Откуда-то эти птички знали, что мне они сейчас как раз и нужны.

На следующий день, после того как мы ушли с Канар, в ресторане среди бела дня я увидел призрака. Сначала я глазам своим не поверил — откуда он здесь? Но он не только был здесь, он опять крутился вокруг Насти. Это был Швейниц.

Альфред Лукич, главный комментатор всего загадочного, уже был тут, подошел ко мне и вглядывался, будто ждал, что я его начну спрашивать.

— Вы же сказали позавчера, что он улетел? — Я кивнул в сторону Швейница.

— Я? Ничего я вам такого не говорил. Это мисс Дуглас улетела. О ней я вам и сказал. А этот и не думал никуда лететь. У него же планы на будущий круиз, куда он улетит?



— Ну а этот люкс, в который я переехал? Он же ведь в нем жил?

— Вы как с луны свалились! Он как жил, так и живет в своей каюте первого класса. У них разные каюты были. Она — в люксе, он — по другому борту, на шлюпочной.

Вот так. Теперь только и не хватало, чтобы он продолжал около Насти тереться. Теперь… Что значит теперь? — спросил я себя. Теперь, когда Дороти нет на судне, или теперь, когда я получил такое письмо от Оли? Я не мог сам себе ответить, и злость охватила меня.

— Что это вы так на них смотрите? — спросил Лукич. — У вас к господину Швейницу какие-нибудь вопросы?

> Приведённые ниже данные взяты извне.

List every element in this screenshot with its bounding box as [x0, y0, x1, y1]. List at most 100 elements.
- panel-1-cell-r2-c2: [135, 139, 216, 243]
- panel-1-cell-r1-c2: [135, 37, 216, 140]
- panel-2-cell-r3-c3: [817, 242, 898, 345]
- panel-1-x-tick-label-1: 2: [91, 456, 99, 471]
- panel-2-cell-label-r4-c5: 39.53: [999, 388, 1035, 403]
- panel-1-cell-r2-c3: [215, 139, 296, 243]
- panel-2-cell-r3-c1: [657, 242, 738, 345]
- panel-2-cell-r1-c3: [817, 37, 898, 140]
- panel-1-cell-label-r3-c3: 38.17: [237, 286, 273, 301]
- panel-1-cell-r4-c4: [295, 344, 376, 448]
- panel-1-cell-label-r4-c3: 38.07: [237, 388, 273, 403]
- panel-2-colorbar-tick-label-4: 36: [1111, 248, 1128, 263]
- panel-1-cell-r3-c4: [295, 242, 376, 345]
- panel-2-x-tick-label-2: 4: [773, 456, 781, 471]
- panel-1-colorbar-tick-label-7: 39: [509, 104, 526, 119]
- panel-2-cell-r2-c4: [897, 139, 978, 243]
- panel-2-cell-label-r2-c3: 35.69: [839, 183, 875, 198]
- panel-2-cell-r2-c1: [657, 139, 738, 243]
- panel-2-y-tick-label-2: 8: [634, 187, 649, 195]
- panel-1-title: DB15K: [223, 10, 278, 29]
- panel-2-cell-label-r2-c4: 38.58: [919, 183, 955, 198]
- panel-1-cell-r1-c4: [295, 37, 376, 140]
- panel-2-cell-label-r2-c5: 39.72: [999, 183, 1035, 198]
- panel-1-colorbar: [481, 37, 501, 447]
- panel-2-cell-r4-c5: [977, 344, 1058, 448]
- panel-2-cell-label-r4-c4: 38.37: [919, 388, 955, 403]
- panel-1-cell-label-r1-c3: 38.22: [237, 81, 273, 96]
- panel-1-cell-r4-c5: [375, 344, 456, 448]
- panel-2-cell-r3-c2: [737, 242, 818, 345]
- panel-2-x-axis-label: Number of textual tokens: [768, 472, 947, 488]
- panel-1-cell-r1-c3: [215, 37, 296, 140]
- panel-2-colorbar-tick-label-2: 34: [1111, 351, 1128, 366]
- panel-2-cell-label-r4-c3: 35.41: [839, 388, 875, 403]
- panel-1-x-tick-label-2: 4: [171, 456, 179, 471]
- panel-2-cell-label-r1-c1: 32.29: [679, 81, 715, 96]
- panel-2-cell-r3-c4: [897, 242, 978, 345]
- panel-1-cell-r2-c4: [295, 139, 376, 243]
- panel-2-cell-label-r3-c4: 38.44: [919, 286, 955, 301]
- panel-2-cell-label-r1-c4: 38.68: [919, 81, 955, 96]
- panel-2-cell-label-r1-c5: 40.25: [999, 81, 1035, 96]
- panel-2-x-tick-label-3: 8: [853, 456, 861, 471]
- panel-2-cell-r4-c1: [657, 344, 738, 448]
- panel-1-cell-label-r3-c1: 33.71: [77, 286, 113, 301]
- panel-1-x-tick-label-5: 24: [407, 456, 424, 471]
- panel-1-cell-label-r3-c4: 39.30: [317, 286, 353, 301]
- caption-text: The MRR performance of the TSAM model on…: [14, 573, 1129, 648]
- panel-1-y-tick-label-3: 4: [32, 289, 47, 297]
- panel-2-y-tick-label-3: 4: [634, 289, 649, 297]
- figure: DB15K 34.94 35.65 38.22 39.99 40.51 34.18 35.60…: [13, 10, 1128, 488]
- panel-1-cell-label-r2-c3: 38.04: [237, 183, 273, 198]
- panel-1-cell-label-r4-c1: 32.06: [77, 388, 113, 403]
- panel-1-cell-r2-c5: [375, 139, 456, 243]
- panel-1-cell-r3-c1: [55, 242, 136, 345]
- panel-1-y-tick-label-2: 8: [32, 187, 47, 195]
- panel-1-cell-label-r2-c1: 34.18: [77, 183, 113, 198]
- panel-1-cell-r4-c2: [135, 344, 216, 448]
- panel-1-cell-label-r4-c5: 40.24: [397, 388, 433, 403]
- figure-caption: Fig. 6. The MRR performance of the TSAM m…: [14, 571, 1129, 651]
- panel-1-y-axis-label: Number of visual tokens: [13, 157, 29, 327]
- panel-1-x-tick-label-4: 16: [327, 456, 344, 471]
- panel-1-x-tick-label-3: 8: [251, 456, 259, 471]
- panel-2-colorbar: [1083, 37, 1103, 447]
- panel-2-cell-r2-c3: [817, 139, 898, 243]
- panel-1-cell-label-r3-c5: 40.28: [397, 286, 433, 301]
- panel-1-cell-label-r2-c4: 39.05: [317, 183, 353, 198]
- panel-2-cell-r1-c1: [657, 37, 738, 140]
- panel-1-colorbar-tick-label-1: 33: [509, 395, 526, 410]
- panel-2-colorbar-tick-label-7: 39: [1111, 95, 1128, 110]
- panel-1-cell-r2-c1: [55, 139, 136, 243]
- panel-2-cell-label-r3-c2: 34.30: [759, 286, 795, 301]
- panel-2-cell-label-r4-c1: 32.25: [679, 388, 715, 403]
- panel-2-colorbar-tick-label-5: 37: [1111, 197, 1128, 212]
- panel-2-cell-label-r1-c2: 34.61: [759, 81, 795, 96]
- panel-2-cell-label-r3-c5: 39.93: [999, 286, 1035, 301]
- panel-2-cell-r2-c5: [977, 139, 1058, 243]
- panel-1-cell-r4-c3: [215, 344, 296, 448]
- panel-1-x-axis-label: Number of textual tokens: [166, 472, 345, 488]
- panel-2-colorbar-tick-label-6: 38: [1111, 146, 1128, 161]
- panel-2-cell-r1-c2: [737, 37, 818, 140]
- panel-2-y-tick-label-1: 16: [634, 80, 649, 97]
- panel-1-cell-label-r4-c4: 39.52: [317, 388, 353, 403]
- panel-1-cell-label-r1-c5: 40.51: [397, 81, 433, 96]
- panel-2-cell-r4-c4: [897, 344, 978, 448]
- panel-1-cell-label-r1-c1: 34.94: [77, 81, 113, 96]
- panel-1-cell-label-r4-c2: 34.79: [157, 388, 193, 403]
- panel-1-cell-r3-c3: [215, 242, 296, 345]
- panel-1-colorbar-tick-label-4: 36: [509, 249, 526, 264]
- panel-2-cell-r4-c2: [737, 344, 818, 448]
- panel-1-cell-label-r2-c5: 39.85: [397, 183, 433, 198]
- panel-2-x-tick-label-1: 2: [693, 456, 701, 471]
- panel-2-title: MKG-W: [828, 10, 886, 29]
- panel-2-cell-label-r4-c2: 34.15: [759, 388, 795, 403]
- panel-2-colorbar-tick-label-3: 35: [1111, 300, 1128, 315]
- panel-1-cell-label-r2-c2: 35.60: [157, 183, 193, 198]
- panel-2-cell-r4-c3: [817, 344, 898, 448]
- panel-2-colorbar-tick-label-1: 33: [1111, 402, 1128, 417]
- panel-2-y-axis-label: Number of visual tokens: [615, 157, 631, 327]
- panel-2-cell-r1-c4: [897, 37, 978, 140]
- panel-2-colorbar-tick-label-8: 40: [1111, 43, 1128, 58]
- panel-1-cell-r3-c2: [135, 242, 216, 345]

Я опомнился. Неужто у меня на лице все написано? В это время Настя, слава богу, отбилась от немца и ушла за распахивающиеся дверцы… А этот прилипчивый черт как ни в чем не бывало двинулся в нашу сторону. Я отвернулся от него, за столик как раз усаживался Олег — вот кого мне всегда было приятно видеть. Альфред Лукич наблюдал за мной с дьявольской усмешкой.

— И за что он вам только так не нравится? — спросил он.

— Что? Кто не нравится? — спросил Олег.

— Альфред Лукич полагает, что мне не нравится вон тот господин.

— А за что? — Олег, даже если бы он доподлинно знал все, что стоит между мной и Швейницем, все равно сделал бы вид, что ничего не знает. — Свидетельствую перед вами, Альфред Лукич, что Егор Петрович — человек миролюбивый.

Оба смеялись. Один едко, второй мягко.

Народу на мое новоселье собралось неожиданно много. И вдруг выяснилось, что уже давно хотели собраться среди своих. Всюду иностранцы да иностранцы. Значит, держи позвоночник по струнке. Оно вообще-то дисциплинирует, но надобны же передышки. Так за новоселье, друзья!